L’image de la Grande Guerre dans les manuels de français parus en Espagne après 1918
13Il faudra encore attendre quelque temps avant que ceux qui avaient été les témoins de l’énorme boucherie commencent à en faire le bilan et à raconter ses horreurs. C’est ce que fera quelques-années après la fin du conflit, un autre professeur espagnol, lui aussi auteur de manuels pour l’enseignement du français, qui inclut dans son Anthologie française, publiée à Madrid à la fin des années 1920, des textes d’Henri Barbusse et de Roland Dorgelès24. Pour ce qui concerne Dorgelès, Suárez Gómez nous présente un extrait de son roman Les Croix de Bois, une page et demie qu’il intitule « Les Morts ». Il faudra donc attendre quelque temps après la fin de la guerre pour publier en Espagne ces textes parus quelques années auparavant25. Quant au roman de Barbusse, prix Goncourt 1916, Suárez Gómez donne un long texte tiré du Feu, journal d’une escouade qu’il intitule « Une attaque » ; il présente l’ouvrage aux usagers de son anthologie comme « un tableau de la guerre sombre et saisissant », et il ajoute quelques mots sur l’auteur, dont il dit qu’il « a publié, dans la manière naturaliste, des œuvres lyriques et violentes comme L’Enfer ». Quant à Roland Dorgelès qu’il présente aux pages suivantes26, il nous dit qu’il « a écrit de vigoureux romans de mœurs et de satire sociale, mais surtout un des plus beaux livres sur la guerre à la fois vrai et lyrique27 ».

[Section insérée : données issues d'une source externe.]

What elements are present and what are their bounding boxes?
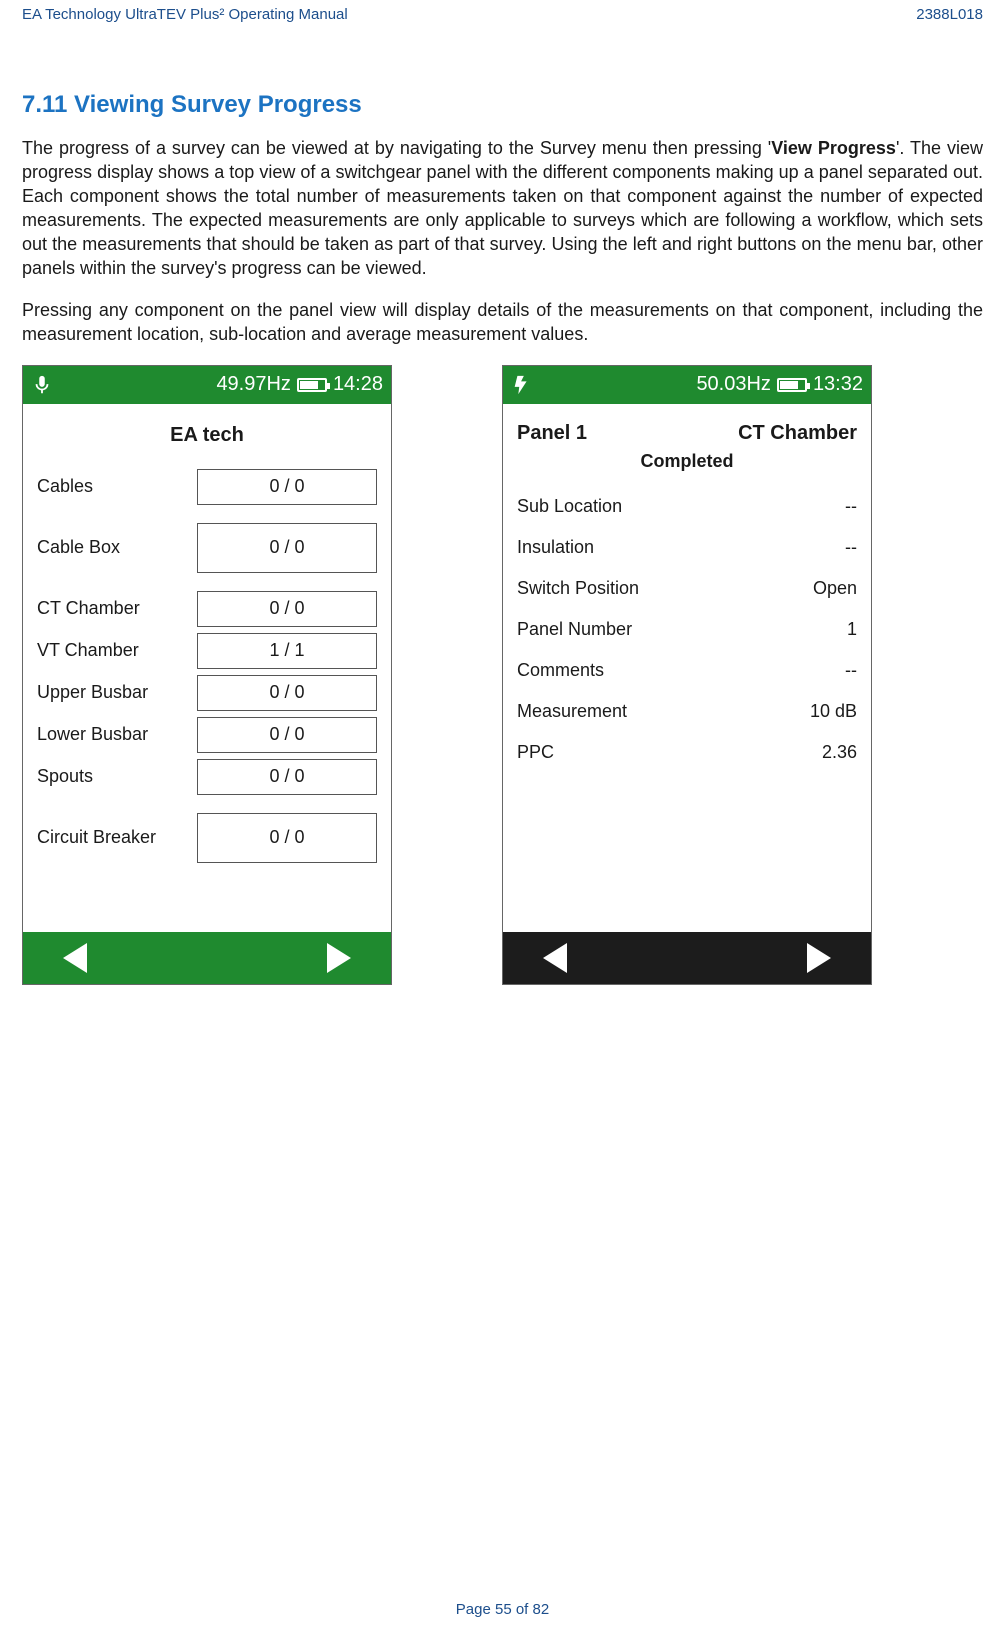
doc-header-right: 2388L018 xyxy=(916,6,983,23)
doc-header-left: EA Technology UltraTEV Plus² Operating M… xyxy=(22,6,348,23)
value-measurement: 10 dB xyxy=(810,701,857,722)
p1-a: The progress of a survey can be viewed a… xyxy=(22,138,771,158)
panel-title: EA tech xyxy=(37,424,377,447)
label-insulation: Insulation xyxy=(517,537,594,558)
value-switch-position: Open xyxy=(813,578,857,599)
label-ppc: PPC xyxy=(517,742,554,763)
box-vt-chamber[interactable]: 1 / 1 xyxy=(197,633,377,669)
box-ct-chamber[interactable]: 0 / 0 xyxy=(197,591,377,627)
row-lower-busbar: Lower Busbar 0 / 0 xyxy=(37,717,377,753)
label-measurement: Measurement xyxy=(517,701,627,722)
battery-icon xyxy=(297,378,327,392)
battery-icon xyxy=(777,378,807,392)
label-ct-chamber: CT Chamber xyxy=(37,598,197,619)
p1-b: '. The view progress display shows a top… xyxy=(22,138,983,278)
p1-bold: View Progress xyxy=(771,138,896,158)
row-cables: Cables 0 / 0 xyxy=(37,469,377,505)
row-comments: Comments -- xyxy=(517,660,857,681)
box-upper-busbar[interactable]: 0 / 0 xyxy=(197,675,377,711)
value-insulation: -- xyxy=(845,537,857,558)
status-hz: 49.97Hz xyxy=(216,373,291,396)
panel-progress-body: EA tech Cables 0 / 0 Cable Box 0 / 0 CT … xyxy=(23,404,391,932)
status-time: 13:32 xyxy=(813,373,863,396)
nav-bar xyxy=(23,932,391,984)
label-cable-box: Cable Box xyxy=(37,537,197,558)
status-bar: 49.97Hz 14:28 xyxy=(23,366,391,404)
status-label: Completed xyxy=(517,451,857,472)
screenshots-row: 49.97Hz 14:28 EA tech Cables 0 / 0 Cable… xyxy=(22,365,983,985)
doc-header: EA Technology UltraTEV Plus² Operating M… xyxy=(22,0,983,23)
component-detail-body: Panel 1 CT Chamber Completed Sub Locatio… xyxy=(503,404,871,932)
page-footer: Page 55 of 82 xyxy=(0,1601,1005,1618)
row-insulation: Insulation -- xyxy=(517,537,857,558)
nav-prev-icon[interactable] xyxy=(63,943,87,973)
label-panel-number: Panel Number xyxy=(517,619,632,640)
bolt-icon xyxy=(511,372,533,398)
component-detail-screen: 50.03Hz 13:32 Panel 1 CT Chamber Complet… xyxy=(502,365,872,985)
label-circuit-breaker: Circuit Breaker xyxy=(37,827,197,848)
mic-icon xyxy=(31,372,53,398)
value-comments: -- xyxy=(845,660,857,681)
row-circuit-breaker: Circuit Breaker 0 / 0 xyxy=(37,813,377,863)
nav-prev-icon[interactable] xyxy=(543,943,567,973)
box-spouts[interactable]: 0 / 0 xyxy=(197,759,377,795)
row-ct-chamber: CT Chamber 0 / 0 xyxy=(37,591,377,627)
label-vt-chamber: VT Chamber xyxy=(37,640,197,661)
row-panel-number: Panel Number 1 xyxy=(517,619,857,640)
panel-name: Panel 1 xyxy=(517,422,587,445)
status-hz: 50.03Hz xyxy=(696,373,771,396)
status-time: 14:28 xyxy=(333,373,383,396)
box-circuit-breaker[interactable]: 0 / 0 xyxy=(197,813,377,863)
paragraph-2: Pressing any component on the panel view… xyxy=(22,299,983,347)
box-cables[interactable]: 0 / 0 xyxy=(197,469,377,505)
status-bar: 50.03Hz 13:32 xyxy=(503,366,871,404)
row-sub-location: Sub Location -- xyxy=(517,496,857,517)
label-comments: Comments xyxy=(517,660,604,681)
row-ppc: PPC 2.36 xyxy=(517,742,857,763)
box-cable-box[interactable]: 0 / 0 xyxy=(197,523,377,573)
box-lower-busbar[interactable]: 0 / 0 xyxy=(197,717,377,753)
label-switch-position: Switch Position xyxy=(517,578,639,599)
label-sub-location: Sub Location xyxy=(517,496,622,517)
label-spouts: Spouts xyxy=(37,766,197,787)
detail-header: Panel 1 CT Chamber xyxy=(517,422,857,445)
label-cables: Cables xyxy=(37,476,197,497)
value-sub-location: -- xyxy=(845,496,857,517)
paragraph-1: The progress of a survey can be viewed a… xyxy=(22,137,983,281)
panel-progress-screen: 49.97Hz 14:28 EA tech Cables 0 / 0 Cable… xyxy=(22,365,392,985)
row-vt-chamber: VT Chamber 1 / 1 xyxy=(37,633,377,669)
nav-bar xyxy=(503,932,871,984)
section-title: 7.11 Viewing Survey Progress xyxy=(22,91,983,119)
nav-next-icon[interactable] xyxy=(807,943,831,973)
nav-next-icon[interactable] xyxy=(327,943,351,973)
row-cable-box: Cable Box 0 / 0 xyxy=(37,523,377,573)
label-lower-busbar: Lower Busbar xyxy=(37,724,197,745)
row-measurement: Measurement 10 dB xyxy=(517,701,857,722)
value-panel-number: 1 xyxy=(847,619,857,640)
component-name: CT Chamber xyxy=(738,422,857,445)
label-upper-busbar: Upper Busbar xyxy=(37,682,197,703)
value-ppc: 2.36 xyxy=(822,742,857,763)
row-upper-busbar: Upper Busbar 0 / 0 xyxy=(37,675,377,711)
row-switch-position: Switch Position Open xyxy=(517,578,857,599)
row-spouts: Spouts 0 / 0 xyxy=(37,759,377,795)
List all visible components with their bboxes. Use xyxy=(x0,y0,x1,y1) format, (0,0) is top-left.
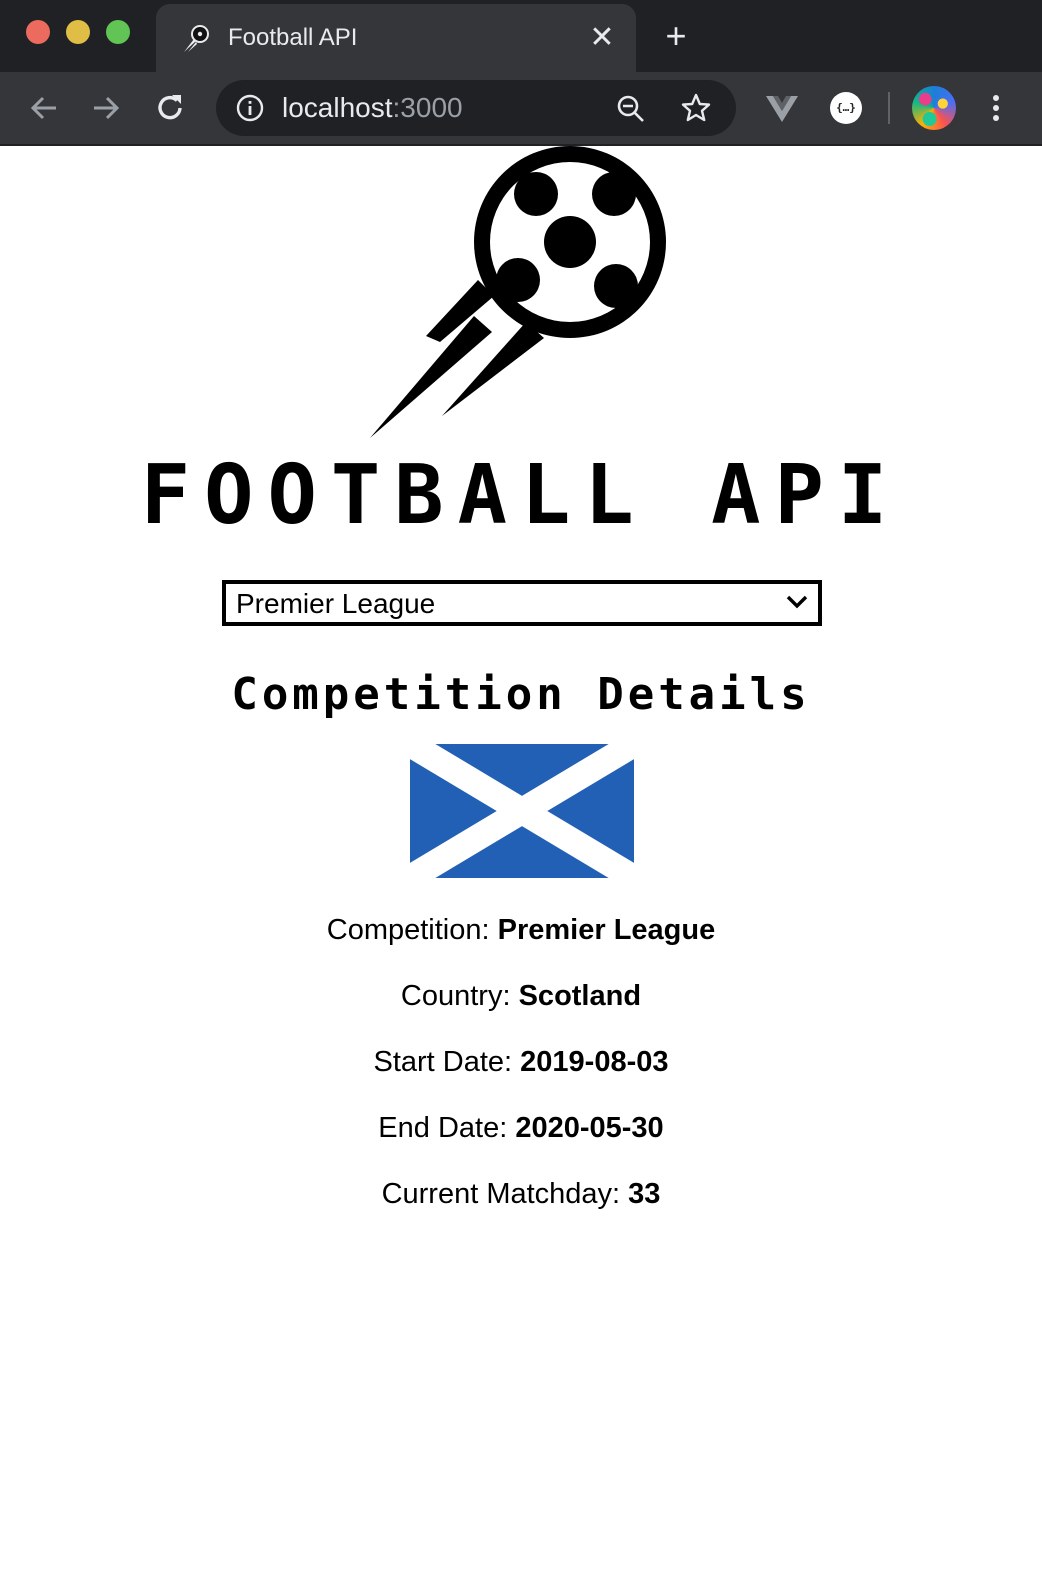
minimize-window-button[interactable] xyxy=(66,20,90,44)
close-window-button[interactable] xyxy=(26,20,50,44)
competition-select[interactable]: Premier League xyxy=(222,580,822,626)
football-favicon-icon xyxy=(184,25,209,52)
detail-label: Current Matchday: xyxy=(381,1178,621,1210)
detail-value: Scotland xyxy=(518,980,642,1012)
back-arrow-icon[interactable] xyxy=(26,90,62,126)
tab-strip: Football API ✕ + xyxy=(0,0,1042,72)
new-tab-button[interactable]: + xyxy=(660,18,692,54)
browser-chrome: Football API ✕ + localhost:3000 {…} xyxy=(0,0,1042,146)
address-bar[interactable]: localhost:3000 xyxy=(216,80,736,136)
brand-title: FOOTBALL API xyxy=(140,448,902,543)
chevron-down-icon xyxy=(786,595,808,609)
json-viewer-extension-icon[interactable]: {…} xyxy=(830,92,862,124)
url-port: :3000 xyxy=(392,92,463,123)
toolbar: localhost:3000 {…} xyxy=(0,72,1042,144)
detail-label: End Date: xyxy=(378,1112,508,1144)
more-menu-icon[interactable] xyxy=(984,90,1008,126)
forward-arrow-icon[interactable] xyxy=(88,90,124,126)
detail-label: Start Date: xyxy=(373,1046,513,1078)
detail-competition: Competition: Premier League xyxy=(0,910,1042,976)
close-tab-icon[interactable]: ✕ xyxy=(586,22,618,54)
competition-details: Competition: Premier League Country: Sco… xyxy=(0,910,1042,1240)
bookmark-star-icon[interactable] xyxy=(680,92,712,124)
detail-value: Premier League xyxy=(497,914,716,946)
tab-football-api[interactable]: Football API ✕ xyxy=(156,4,636,72)
tab-title: Football API xyxy=(228,24,358,51)
vue-devtools-extension-icon[interactable] xyxy=(764,90,800,126)
detail-label: Country: xyxy=(400,980,511,1012)
competition-select-value: Premier League xyxy=(236,588,436,619)
detail-country: Country: Scotland xyxy=(0,976,1042,1042)
toolbar-divider xyxy=(888,92,890,124)
detail-end-date: End Date: 2020-05-30 xyxy=(0,1108,1042,1174)
detail-value: 33 xyxy=(628,1178,661,1210)
detail-value: 2020-05-30 xyxy=(515,1112,664,1144)
zoom-out-icon[interactable] xyxy=(616,94,646,124)
reload-icon[interactable] xyxy=(152,90,188,126)
scotland-flag-icon xyxy=(410,744,634,878)
detail-label: Competition: xyxy=(326,914,490,946)
url-host: localhost xyxy=(282,92,393,123)
profile-avatar[interactable] xyxy=(912,86,956,130)
maximize-window-button[interactable] xyxy=(106,20,130,44)
section-title: Competition Details xyxy=(231,669,811,720)
detail-value: 2019-08-03 xyxy=(520,1046,669,1078)
detail-start-date: Start Date: 2019-08-03 xyxy=(0,1042,1042,1108)
url-text[interactable]: localhost:3000 xyxy=(282,92,463,124)
football-logo-icon xyxy=(370,146,666,438)
page-content: FOOTBALL API Premier League Competition … xyxy=(0,146,1042,1586)
info-icon[interactable] xyxy=(236,94,264,122)
detail-current-matchday: Current Matchday: 33 xyxy=(0,1174,1042,1240)
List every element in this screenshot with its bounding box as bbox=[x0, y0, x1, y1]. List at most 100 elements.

14La présence de ces deux textes dans une anthologie scolaire espagnole destinée à l’apprentissage du français appelle un double questionnement : étaient-ils vraiment appropriés aux intérêts et aux besoins des jeunes élèves du secondaire ? D’autre part, le temps était-il enfin venu de présenter la Grande Guerre sous le signe de la dénonciation ou en tout cas avec une certaine distance ? Suárez Gómez, il faut le dire, au-delà de ses positions idéologiques personnelles, dispose de certains avantages par rapport aux auteurs des manuels de français qui l’ont précédé, car une décennie après la fin de la guerre, après avoir eu connaissance des horreurs qui ont été commises et les avoir dénoncées, ce n’était plus le temps des positions partisanes et patriotiques intéressées qu’avait provoquées l’éclatement du conflit. Mais au-delà de ces positions plus ou moins critiques à l’égard de la guerre, Suárez Gómez ne veut pas oublier sa tâche de professeur de français : il présente à ses jeunes usagers quelques-uns des nouveaux mots surgis à l’occasion de la guerre comme « tranchées » ou « poilus », bien sûr, mais aussi de vieux mots que le conflit avait rendus actuels comme armistice, censure, mutineries (surtout au pluriel), pénurie ou propagande. Il juge nécessaire que ses élèves sachent utiliser ces mots, tant d’un point de vue linguistique que socioculturel. À ces mots de la guerre s’ajoutent ceux que la nouvelle situation surgie après la guerre avait fait naître, tels que Société des nations ou bolchevik et que notre auteur expliquait à ses élèves, les invitant à chercher la possible traduction espagnole de ces mots français. Il ne faudrait cependant pas être dupe d’une fausse interprétation. La plupart des manuels de français pour Espagnols parus aussi bien pendant le conflit que pendant les années qui suivent, laissent de côté souvent, d’une façon plus ou moins évidente, la Première Guerre mondiale et ses conséquences. Mais, pour ce qui concerne Suárez Gómez, il sent qu’il doit introduire dans son anthologie, parmi « ces auteurs actuels » dont il parle dans la préface de son livre, les écrivains qui parlent de la guerre qui vient de finir. Le souci du professeur de français et celui du bon connaisseur de la littérature française et de l’homme engagé qu’il était depuis le temps de la dictature du général Primo de Rivera (1923- 1930)28 s’entremêlent pour justifier son choix et mettre en question la plupart des manuels qui l’avaient précédé :
« Ce livre est destiné aux élèves des cours supérieurs de français. En pensant à eux, nous avons voulu mettre dans leurs mains une anthologie qui n’oublie pas le moment actuel de la littérature française. Les formes et les positions de la langue actuelle doivent nous intéresser encore plus que celles de jadis. Je ne sais pas pour quelle raison on a toujours écarté les auteurs de notre temps des anthologies scolaires, de telle façon qu’on donne le nom de contemporains à des écrivains morts et classifiés définitivement dans les vitrines de l’histoire29. »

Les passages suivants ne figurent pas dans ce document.